Ocierałaś krew ze swoich świeżych ran, pełna łez i strachu, starałaś się zmazać dotyk bruneta ze swojego ciała. Mimo że sprawiało ci to ogromny ból, pocierałaś rany tak mocno, że powstawały nowe. Twoje podkrążone oczy były czerwone od łez, policzki rumiane, a usta ciągle krwawiły od pocałunków Chińczyka. Bałaś się go, ale w końcu, jak można było się kogoś takiego nie bać?
-Zaraz będzie Baekhyun - szepnęłaś, spoglądając za okno.
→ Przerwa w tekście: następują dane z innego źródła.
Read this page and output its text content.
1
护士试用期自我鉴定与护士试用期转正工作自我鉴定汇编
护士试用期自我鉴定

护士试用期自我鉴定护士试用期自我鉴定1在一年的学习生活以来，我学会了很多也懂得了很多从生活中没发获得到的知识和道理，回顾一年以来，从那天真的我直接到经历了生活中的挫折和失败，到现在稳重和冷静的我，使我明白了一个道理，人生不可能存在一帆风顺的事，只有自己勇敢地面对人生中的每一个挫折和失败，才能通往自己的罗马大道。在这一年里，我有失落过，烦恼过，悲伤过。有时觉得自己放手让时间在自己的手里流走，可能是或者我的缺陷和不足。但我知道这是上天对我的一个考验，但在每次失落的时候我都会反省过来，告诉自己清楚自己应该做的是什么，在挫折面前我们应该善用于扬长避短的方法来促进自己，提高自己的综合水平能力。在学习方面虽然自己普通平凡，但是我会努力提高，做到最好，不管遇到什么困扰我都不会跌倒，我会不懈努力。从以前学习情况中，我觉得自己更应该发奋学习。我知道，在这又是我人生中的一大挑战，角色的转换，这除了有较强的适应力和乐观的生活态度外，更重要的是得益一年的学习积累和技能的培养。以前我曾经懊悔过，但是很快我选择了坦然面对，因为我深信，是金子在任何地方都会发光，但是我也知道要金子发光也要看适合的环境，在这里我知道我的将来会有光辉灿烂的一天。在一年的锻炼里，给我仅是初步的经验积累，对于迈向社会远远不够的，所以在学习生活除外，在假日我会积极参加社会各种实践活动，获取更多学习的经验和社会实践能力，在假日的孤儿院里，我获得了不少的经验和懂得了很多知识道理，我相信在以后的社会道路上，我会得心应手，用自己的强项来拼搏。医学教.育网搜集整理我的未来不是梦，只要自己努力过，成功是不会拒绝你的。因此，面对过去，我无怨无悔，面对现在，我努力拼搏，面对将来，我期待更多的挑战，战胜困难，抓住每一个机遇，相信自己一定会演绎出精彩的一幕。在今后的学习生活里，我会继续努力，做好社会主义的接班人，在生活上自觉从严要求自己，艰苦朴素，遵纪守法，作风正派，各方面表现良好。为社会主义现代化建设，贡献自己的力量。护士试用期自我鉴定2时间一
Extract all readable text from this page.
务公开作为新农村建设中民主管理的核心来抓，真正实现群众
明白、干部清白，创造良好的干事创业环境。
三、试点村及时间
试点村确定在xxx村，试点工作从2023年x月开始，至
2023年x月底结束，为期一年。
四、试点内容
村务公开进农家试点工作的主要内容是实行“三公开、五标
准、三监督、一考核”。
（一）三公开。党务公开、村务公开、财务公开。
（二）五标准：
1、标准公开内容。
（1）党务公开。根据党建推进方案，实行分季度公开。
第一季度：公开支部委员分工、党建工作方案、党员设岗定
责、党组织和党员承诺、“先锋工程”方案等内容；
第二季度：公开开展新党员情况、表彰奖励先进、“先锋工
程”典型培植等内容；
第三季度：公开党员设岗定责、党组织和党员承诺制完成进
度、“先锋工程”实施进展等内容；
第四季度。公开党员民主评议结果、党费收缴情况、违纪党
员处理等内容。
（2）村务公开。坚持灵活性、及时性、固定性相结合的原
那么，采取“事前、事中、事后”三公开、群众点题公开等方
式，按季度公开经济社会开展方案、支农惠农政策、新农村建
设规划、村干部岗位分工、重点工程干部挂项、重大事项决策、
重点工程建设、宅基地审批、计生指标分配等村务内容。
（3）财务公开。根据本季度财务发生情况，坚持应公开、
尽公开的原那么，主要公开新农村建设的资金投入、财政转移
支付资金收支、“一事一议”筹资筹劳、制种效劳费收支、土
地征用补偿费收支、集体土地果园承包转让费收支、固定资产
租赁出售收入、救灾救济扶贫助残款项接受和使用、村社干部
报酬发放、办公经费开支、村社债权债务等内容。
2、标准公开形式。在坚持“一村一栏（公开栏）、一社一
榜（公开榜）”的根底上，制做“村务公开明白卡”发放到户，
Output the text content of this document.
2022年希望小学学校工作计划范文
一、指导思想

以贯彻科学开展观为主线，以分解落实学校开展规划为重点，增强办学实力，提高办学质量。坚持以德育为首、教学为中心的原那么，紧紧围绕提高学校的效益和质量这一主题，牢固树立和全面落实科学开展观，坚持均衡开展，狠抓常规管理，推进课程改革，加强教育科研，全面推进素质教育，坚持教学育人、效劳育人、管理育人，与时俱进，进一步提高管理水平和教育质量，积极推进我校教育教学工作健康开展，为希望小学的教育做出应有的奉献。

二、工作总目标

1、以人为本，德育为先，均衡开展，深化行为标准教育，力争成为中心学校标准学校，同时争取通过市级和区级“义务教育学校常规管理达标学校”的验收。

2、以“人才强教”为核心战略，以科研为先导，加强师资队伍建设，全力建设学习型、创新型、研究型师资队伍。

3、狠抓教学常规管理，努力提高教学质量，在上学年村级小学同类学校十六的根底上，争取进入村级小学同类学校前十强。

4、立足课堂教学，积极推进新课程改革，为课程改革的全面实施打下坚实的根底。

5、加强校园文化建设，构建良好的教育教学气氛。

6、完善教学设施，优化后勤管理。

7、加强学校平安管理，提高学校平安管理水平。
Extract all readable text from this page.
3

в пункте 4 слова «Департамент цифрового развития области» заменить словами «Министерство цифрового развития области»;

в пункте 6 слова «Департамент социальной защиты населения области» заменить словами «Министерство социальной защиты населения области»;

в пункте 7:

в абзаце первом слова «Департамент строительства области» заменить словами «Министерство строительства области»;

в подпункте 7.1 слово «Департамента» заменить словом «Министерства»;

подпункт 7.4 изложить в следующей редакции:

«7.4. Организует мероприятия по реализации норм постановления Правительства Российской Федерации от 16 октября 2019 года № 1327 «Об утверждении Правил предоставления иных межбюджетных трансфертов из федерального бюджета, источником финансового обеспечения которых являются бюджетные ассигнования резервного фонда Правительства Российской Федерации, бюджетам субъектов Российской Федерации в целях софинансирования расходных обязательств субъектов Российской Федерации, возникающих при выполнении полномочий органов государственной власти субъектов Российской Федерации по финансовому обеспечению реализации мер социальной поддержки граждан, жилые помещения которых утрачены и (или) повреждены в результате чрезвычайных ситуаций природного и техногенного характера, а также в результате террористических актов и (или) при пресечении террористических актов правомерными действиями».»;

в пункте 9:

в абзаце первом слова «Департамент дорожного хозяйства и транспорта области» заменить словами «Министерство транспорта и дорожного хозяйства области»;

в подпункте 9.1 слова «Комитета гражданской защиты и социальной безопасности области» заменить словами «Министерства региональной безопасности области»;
-Jeśli przekroczy ten próg, obiecuję ___, że jego ciało się zwęgli. Zrobię wszystko by stał się tylko popiołem - warknął, chwytając cie mocno za ramiona. Jęknęłaś z bólu czując pieczenie w miejscach, gdzie cię trzymał.
-Jesteś potworem - wyszeptałaś, wyrywając się z jego uścisku.
-Potworem? Nie, jestem Luhan! - krzyknął, próbując znów cię chwycić - Luhan do cholery! - wrzasnął, rzucając talerzami o ścianę, pod którą siedziałaś. Kawałki szkła spadały na podłogę robiąc jeszcze większy hałas, przerażona wciąż próbowałaś ukryć ślady na swoich dłoniach - spójrz na mnie - dobiegł cię jego oschły głos. Nie zrobiłaś tego, więc brunet, ujął twoją twarz w dłonie - sama robisz sobie krzywdę - mruknął, klęcząc na wprost ciebie - sama chcesz żebym cię dotykał - dodał, odsuwając się od ciebie, gdy na twoim podbródku, odbiły się palce.
Siedzieliście na wprost siebie, patrząc sobie w oczy. Wzrok bruneta, był pełen smutku i złości, twój natomiast, pełen strachu i nie pewności.Wyglądaliście, jak kochankowie po świeżo zakończonej kłótni, gdzie to kochanek, uderzył swoją ukochaną.
Pociągnęłaś nosem, unosząc zakrwawioną chusteczkę, przyłożyłaś ją do świeżych ran, już nawet nie zwracając uwagi na roznoszący się po ciele ból. Patrzyłaś tylko w jego oczy. Znów były niczym lustro, widziałaś w nich siebie, a raczej resztki swojej osoby. Twoje ciało było tak samo zniszczone, jak chłopaka, staliście się tacy do siebie podobni.
-C-co mam zrobić - zaczęłaś niepewnie - żeby się c-ciebie pozbyć?
-Jak to? Naprawdę chcesz się mnie pozbyć? Uważasz, że jest to możliwe? - zaśmiał się cicho - po tym ile ran na ciele mi zrobiłaś? - dodał, wskazując na swoje pełne szram plecy - jesteś taka urocza, kochanie - dodał, całując cię po obojczyku.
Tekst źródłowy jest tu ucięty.